Rehabilitation is an increasingly important health service in light of ageing populations and the rising prevalence of noncommunicable diseases (NCDs).1 Furthermore, as access to health care interventions expands, rehabilitation is needed to maximize their effectiveness and impact. Currently, however, the
need for rehabilitation greatly exceeds its availability.2
Substantial unmet need for rehabilitation compromises the social and economic outcomes of health care and hinders
realization of the Sustainable Development Goals (SDGs). Achievement of SDG 3, “Ensure healthy lives and promote well-being for all across all ages”, can only be possible through universal health coverage (UHC).

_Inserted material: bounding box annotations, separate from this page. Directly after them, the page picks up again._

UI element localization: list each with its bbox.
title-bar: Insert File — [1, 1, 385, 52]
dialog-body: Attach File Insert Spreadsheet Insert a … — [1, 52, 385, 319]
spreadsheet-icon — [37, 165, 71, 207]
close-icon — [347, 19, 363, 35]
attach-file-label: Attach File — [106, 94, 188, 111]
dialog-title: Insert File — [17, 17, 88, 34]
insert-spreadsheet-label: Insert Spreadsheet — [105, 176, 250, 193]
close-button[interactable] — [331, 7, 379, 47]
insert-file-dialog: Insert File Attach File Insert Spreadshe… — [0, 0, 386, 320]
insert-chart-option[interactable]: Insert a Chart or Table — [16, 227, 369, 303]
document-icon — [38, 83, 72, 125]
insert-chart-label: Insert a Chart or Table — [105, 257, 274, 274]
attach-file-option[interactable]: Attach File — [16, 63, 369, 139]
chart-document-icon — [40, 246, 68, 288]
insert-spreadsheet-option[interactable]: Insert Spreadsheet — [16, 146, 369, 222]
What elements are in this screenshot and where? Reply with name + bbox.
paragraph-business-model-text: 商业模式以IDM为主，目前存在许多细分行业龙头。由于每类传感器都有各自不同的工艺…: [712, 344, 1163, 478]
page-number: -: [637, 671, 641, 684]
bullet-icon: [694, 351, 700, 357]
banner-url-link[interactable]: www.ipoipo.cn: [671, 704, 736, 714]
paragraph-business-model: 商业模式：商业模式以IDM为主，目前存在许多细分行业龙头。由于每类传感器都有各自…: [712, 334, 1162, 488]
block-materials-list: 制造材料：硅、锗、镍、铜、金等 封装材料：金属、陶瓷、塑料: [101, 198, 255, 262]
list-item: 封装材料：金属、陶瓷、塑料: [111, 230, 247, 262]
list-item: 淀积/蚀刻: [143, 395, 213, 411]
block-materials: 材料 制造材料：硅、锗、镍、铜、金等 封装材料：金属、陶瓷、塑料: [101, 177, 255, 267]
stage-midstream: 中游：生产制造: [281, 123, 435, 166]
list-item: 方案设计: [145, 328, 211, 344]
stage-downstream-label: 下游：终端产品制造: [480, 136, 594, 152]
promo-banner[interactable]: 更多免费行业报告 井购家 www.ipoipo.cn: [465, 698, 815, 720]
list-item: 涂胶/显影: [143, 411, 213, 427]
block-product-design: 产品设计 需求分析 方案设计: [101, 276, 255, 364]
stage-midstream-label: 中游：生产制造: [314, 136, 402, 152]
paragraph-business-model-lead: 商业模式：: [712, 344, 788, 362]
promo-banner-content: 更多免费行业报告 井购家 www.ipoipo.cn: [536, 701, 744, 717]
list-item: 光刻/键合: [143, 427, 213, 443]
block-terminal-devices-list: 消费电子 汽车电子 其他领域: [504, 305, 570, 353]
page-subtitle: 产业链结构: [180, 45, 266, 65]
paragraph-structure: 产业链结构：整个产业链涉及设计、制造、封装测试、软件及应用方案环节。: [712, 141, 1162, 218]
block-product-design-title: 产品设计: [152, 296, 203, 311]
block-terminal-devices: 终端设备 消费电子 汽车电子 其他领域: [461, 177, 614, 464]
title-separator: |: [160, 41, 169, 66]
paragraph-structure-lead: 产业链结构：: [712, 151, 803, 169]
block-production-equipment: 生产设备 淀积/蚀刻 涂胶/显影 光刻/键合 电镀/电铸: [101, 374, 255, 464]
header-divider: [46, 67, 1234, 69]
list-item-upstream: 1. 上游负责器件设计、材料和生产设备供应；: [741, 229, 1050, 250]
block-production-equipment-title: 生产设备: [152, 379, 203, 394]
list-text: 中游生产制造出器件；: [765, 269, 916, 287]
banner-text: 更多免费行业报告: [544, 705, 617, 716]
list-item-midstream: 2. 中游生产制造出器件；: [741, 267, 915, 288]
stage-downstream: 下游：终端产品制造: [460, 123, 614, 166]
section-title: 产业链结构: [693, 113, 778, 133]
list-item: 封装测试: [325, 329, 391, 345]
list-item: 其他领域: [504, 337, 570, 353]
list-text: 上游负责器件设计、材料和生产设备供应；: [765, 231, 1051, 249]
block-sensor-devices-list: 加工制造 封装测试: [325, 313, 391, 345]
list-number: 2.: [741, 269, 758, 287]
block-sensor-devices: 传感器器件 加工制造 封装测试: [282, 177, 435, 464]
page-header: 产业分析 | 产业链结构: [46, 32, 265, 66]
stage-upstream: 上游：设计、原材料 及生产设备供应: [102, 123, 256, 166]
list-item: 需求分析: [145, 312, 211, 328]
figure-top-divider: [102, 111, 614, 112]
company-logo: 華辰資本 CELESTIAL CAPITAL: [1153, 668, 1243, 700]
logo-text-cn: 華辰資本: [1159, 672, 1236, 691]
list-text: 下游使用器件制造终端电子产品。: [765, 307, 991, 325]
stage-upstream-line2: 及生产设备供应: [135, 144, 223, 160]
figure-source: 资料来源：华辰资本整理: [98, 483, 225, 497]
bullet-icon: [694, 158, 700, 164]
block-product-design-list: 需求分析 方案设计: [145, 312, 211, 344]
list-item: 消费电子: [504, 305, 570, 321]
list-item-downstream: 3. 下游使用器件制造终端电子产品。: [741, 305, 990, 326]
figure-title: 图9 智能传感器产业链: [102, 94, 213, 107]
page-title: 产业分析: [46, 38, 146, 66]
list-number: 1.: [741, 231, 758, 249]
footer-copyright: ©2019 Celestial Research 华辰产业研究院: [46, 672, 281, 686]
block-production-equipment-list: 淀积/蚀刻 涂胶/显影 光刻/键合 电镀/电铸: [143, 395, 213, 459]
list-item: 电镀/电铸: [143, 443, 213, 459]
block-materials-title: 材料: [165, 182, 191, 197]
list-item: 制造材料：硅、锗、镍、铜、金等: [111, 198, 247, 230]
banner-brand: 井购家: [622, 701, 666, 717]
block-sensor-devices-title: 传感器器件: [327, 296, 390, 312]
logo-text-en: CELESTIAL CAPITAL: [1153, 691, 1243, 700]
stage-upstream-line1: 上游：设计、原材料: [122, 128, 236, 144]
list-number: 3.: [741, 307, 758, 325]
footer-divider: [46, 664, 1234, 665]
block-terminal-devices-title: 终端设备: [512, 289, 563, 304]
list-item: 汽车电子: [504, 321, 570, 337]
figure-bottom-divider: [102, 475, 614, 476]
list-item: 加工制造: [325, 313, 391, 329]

UHC necessitates that health services address the full range of health needs of the population, including the availability of
health promotion, prevention, treatment, rehabilitation and palliative care.3
There is already substantial unmet need for rehabilitation in many low- and middle-income countries and, due to current health trends and the widespread under-prioritization of rehabilitation by ministries of health, these unmet needs are likely to increase. Further prioritization of rehabilitation within health is urgently needed to meet the needs of millions of people around the world.
Responding to the Rehabilitation 2030 Call for action
In February 2017, in response to the urgent need to strengthen rehabilitation worldwide, WHO launched the Rehabilitation 2030 initiative, and raised a “Call for action”. This call identified 10 areas for concerted attention to
reduce unmet needs for rehabilitation. Among these is the need to strengthen rehabilitation leadership, planning and
integration across health care, incorporating rehabilitation into UHC and integrating rehabilitation data across health
To assist countries in strengthening rehabilitation, the World Health Organization (WHO) has developed this guide,
the Rehabilitation in health systems: guide for action. This resource leads governments through health system strengthening practices with a focus on rehabilitation. It facilitates leadership and planning for rehabilitation through a situation assessment and strategic planning process, and it strengthens rehabilitation information and accountability through the development of systems that support rehabilitation monitoring and evaluation.
The four phases, 12 steps, accompanying guidance and tools are outlined in the diagram. Strengthening health systems to provide rehabilitation for all who need it is a priority and essential to achieving universal health coverage.